American politician (1932–2025)

Thomas Matthew Gallen Jr. (December 28, 1932 – February 5, 2025) was an American politician and jurist who served as a Florida state legislator and circuit judge.

== Background ==
Gallen was born in Tampa, Florida in 1932. He attended the University of Tampa, leaving during the Korean War in order to enlist in the Army Special Forces. He was a member of the inaugural group of Green Berets formed in 1952 and deployed to Bad Tölz, Germany in 1953, serving until 1955. After leaving the army he returned to school, receiving a BS in Business Administration from Florida State University and a Juris Doctor degree from the University of Florida. Gallen's father, Thomas Gallen, Sr., had been an attorney as well, practicing for only a few months before the Great Depression, then leaving law, but Gallen Jr. was never made aware of this fact until after his own graduation from law school.

Gallen died at his home in Bradenton, Florida, on February 5, 2025, at the age of 92.

== Legal career and public service ==
Gallen was a law partner at the law firm of Miller Gallen Kaklis and Venable from 1960 to 1985. During this period he also held public office, serving as a member of the Florida legislature for 12 years, first in the Florida House of Representatives, where he served from 1965 to 1972, before being elected to the Florida Senate.
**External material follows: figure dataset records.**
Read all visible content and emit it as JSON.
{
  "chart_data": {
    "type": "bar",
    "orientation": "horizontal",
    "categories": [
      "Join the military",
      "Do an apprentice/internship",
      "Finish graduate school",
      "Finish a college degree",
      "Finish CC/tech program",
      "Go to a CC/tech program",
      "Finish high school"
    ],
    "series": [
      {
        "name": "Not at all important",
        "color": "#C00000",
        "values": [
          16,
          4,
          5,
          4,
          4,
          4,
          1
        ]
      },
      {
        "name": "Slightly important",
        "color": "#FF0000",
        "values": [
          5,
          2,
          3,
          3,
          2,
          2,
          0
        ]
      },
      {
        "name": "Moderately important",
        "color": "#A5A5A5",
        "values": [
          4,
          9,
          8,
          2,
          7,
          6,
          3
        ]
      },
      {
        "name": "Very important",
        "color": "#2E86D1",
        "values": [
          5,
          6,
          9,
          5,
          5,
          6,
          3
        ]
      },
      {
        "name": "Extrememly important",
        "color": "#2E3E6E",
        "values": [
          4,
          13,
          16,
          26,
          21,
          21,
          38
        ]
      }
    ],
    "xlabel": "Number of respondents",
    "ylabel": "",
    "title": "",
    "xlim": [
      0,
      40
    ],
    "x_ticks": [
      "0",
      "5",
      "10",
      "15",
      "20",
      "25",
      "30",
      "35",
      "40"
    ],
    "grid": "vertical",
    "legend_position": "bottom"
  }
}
During his time in the Senate, he became chairman of the senate rules and calendar committee. He served in the Florida Senate from 1972 to 1978 before leaving office, opting to return to practicing law rather than seeking reelection. In 1985, he was elected to the 12th Judicial Circuit as a circuit judge, where he was elected as chief judge in 1998, and served until he retired in 2002. In 2005, Judge Gallen received the Manatee County Bar lifetime achievement award. He served as a senior circuit judge for the 12th Judicial Circuit and associate judge on the 2nd District Court of Appeals. In 2009, he issued a legal opinion that led to the release of James Bain following 35 years in prison, after DNA evidence was used to prove he was wrongfully convicted of rape. In 2013, Gallen was named to the Manatee County Rural Health Services board of directors.